The big takeaway of Takei’s story, it seems, is to never lose faith—or give up the fight.

“Our internment did pass, and my father educated me on what it meant, and what we gotta do,” Takei tells me over Zoom.

Takei became a successful actor, thanks in large part to his iconic role as Hikaru Sulu, helmsman of the USS Enterprise on the television series Star Trek (and in subsequent films), a cultural icon (via his reality TV appearances and enormous social media presence), and an ardent social justice activist, first earning a handshake from Martin Luther King Jr. while a student campaigning for the rights of African Americans at UCLA, and later joining a Hollywood activist group, Entertainment Industry for Peace and Justice, where he worked alongside Jane Fonda and Donald Sutherland to organize rallies for various causes.

“With Breonna Taylor and George Floyd and Black Lives Matter, it’s horrific,” Takei says of the police brutalizing Black bodies. “That the president can summon soldiers and equipment and mounted police to the streets?”

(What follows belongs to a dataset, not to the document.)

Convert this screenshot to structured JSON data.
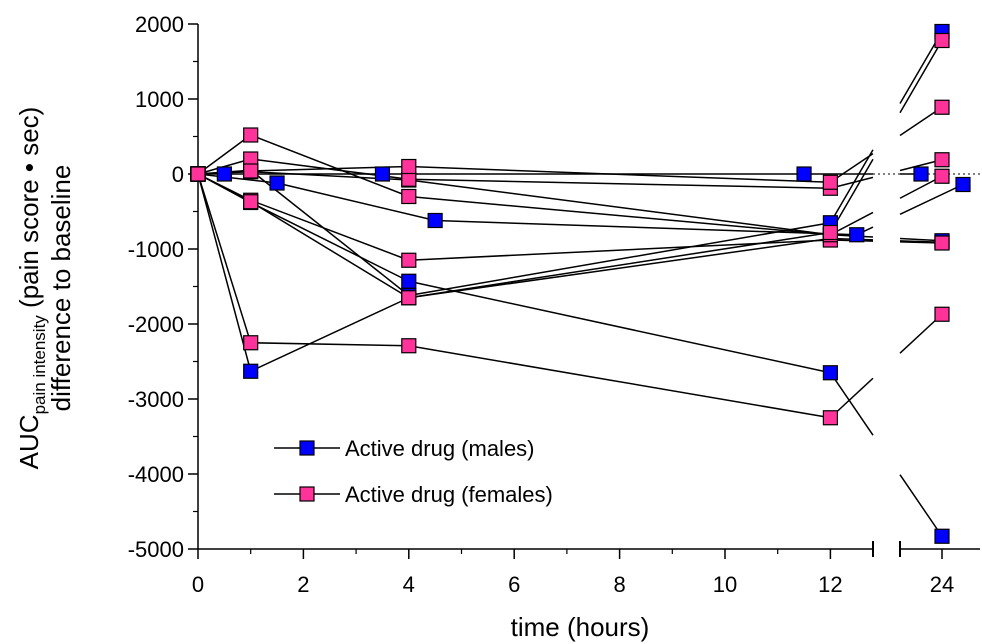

There is also the ongoing COVID-19 pandemic that has claimed 210,000 American lives (and counting). Takei—along with his longtime partner Brad—has been keeping his spirits up with daily walks through Hancock Park in Los Angeles, and binge-watching The Tudors (he’s a huge Anglophile and was named after King George VI).

Toward the end of our talk, he returns to that dark period—the allegation, the tweets, the harassment—offering it up as an example for a light at the end of the tunnel.

“It was devastating, but we were able to emerge from that,” he says. “And we can emerge from this too.”

He pauses, before unleashing a big smile. “To use Gene Roddenberry’s wonderful way of greeting: Live long and prosper. But it’s also a great social distancing gesture! Both a good idea and keeping you at bay.”